Mobile VPN is a data service that can be provided within any system or network supporting authenticated (most often wireless) access to a data network. Let's look at MVPN business case as a combination of VPN and wireless data business cases and analyze its value for operators, in the form of revenue and marketing potentials, and customers, as a vehicle for delivery of new services and functionality. Based on our findings, we will look at MVPN market from both service provider and customer perspectives and evaluate the MVPN benefits and values proposition for specific customer and provider segments.
The Internet, now accessible from almost anyplace where telephone lines, cellular service, or satellite services are available, has fundamentally changed the way we communicate and access information and services. The Internet is rapidly becoming the medium of choice for business communications. However, it is a public shared network, whereas business communications requires private secure facilities. That means if the Internet is to be used for private communications, the user information transported over it must be somehow secured.
Suites of networking and security technologies were devised in response to this requirement and quickly became popular methods for conducting private communications over the Internet or any other shared IP networking medium. These were known as IP VPN technologies. In the course of wireless networks' development, the requirement of mobility became more and more stringent in the provisioning of IP VPN services. This fostered research, standards efforts, and the development of MVPN technologies in the industry. Today, operators are preparing business plans and architectures to support a variety of MVPN offerings to serve the needs of their business and institutional customers.
For wireless operators deploying latest-generation cellular systems based on packet-switched data such as GPRS and CDMA2000, and especially those targeting business customers for significant portion of their revenue stream, the importance of services based on MVPN technologies is hard to underestimate. For operators, MVPN is not only one of the required technologies for business customers' private network access but also a foundation for other services requiring interaction with private networks such as m-commerce, virtual presence and gaming applications, and multimedia applications (which includes Voice over IP-based services).
The benefits of deploying Mobile VPNs for businesses and institutions include:
Uninterrupted, media and location-independent connectivity to private networks
Seamless private network access mobility
Connectivity to a particular Internet service provider (ISP) or application service provider (ASP)
Mobile remote access outsourcing possibilities
Secure m-commerce enabler
Constant remote-workers reachability
As a result, businesses, which already had a positive experience with wireline VPN services, are now looking to wireless operators for extending these services into wireless environments. In our view, during the next few years as the latest generations of cellular systems and other wireless technologies take off, an enormous market opportunity awaits wireless carriers who can meet demands for services requiring private network access.

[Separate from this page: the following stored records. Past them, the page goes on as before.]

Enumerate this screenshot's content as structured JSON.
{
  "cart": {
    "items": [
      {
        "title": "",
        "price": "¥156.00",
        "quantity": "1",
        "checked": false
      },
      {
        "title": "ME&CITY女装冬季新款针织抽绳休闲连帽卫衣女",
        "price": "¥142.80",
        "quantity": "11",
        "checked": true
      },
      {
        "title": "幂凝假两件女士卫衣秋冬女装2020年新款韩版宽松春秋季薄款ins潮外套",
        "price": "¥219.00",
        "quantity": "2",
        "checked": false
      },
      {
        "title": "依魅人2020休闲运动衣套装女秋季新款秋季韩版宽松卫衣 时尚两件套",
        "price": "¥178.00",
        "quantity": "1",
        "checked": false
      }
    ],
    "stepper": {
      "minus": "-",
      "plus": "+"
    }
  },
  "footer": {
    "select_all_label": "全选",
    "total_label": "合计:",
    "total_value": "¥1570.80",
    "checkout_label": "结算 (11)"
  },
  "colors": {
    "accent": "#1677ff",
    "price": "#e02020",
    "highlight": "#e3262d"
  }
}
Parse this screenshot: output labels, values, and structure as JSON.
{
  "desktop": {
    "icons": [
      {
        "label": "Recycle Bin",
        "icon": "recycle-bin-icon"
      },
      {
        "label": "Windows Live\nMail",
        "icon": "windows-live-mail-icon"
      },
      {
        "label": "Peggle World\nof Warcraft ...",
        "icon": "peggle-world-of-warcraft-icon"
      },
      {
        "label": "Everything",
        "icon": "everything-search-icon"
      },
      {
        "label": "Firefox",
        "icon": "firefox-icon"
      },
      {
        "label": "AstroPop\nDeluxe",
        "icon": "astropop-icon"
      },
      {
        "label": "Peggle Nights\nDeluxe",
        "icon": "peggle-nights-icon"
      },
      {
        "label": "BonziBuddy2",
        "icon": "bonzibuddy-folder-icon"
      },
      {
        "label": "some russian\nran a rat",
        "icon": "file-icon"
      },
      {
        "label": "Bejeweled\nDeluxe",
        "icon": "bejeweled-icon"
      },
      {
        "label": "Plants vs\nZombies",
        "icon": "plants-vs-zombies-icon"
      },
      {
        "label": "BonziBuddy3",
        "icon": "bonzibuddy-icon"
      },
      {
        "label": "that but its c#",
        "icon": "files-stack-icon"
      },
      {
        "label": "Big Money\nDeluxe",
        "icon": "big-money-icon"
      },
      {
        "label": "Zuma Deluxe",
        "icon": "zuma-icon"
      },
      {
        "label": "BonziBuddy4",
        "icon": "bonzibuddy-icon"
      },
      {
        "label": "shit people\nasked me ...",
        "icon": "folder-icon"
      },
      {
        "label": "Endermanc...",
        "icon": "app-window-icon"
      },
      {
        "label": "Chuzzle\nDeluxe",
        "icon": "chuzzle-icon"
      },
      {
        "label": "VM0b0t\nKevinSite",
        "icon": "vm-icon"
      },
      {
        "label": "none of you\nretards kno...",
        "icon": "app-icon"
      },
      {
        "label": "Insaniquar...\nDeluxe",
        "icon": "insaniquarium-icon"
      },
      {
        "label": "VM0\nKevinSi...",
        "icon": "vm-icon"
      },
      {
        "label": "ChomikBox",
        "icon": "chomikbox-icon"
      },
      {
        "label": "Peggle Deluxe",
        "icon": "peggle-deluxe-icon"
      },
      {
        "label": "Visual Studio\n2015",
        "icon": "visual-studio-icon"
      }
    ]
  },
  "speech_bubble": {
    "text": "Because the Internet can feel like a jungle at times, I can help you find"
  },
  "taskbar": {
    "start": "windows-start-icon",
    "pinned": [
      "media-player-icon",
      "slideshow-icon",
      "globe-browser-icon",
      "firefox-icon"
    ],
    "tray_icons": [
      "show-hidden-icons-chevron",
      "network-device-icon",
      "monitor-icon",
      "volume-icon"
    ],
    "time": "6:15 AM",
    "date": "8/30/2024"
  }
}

Mobile VPN is a powerful differentiation tool especially for service providers dedicating a significant portion of their offerings to serving business customers. But why is differentiation so important? During the last few decades, we witnessed the cellular communications gradually rise from luxury item and status symbol to necessary tool and then abruptly become a commodity. Commoditization is undesirable for any industry. But it is also a natural part of almost any product life cycle and is no stranger to the wireless telecommunications. As Internet-based Web services boomed in recent years, ubiquitous and fast Internet access became an immediate goal of the wireless data industry as well. However, wireless data services consisting mainly of Internet access are considered as generic as today's cellular voice services, and face price-based competition that is already hurting wireless voice revenues. Subscribers will not have enough incentive to stay with a particular carrier for reasons other than pricing. The situation is further complicated by the ease of switching from one carrier to another, known by operators as customer churn, which has plagued the wireless industry since its inception.
MVPN seems to be one of the likely answers to these problems. Since MVPN technology is highly customizable and can be implemented in different flavors to accommodate different customers needs, the MVPN service offerings can also be packaged and marketed differently by different wireless operators. That means they would be able to offer more "sticky" or unique services, and therefore prevent price-driven customer churn. This is especially true for large institutions and enterprises expected to make unique MVPN services from different wireless operators an integral part of their IT infrastructures.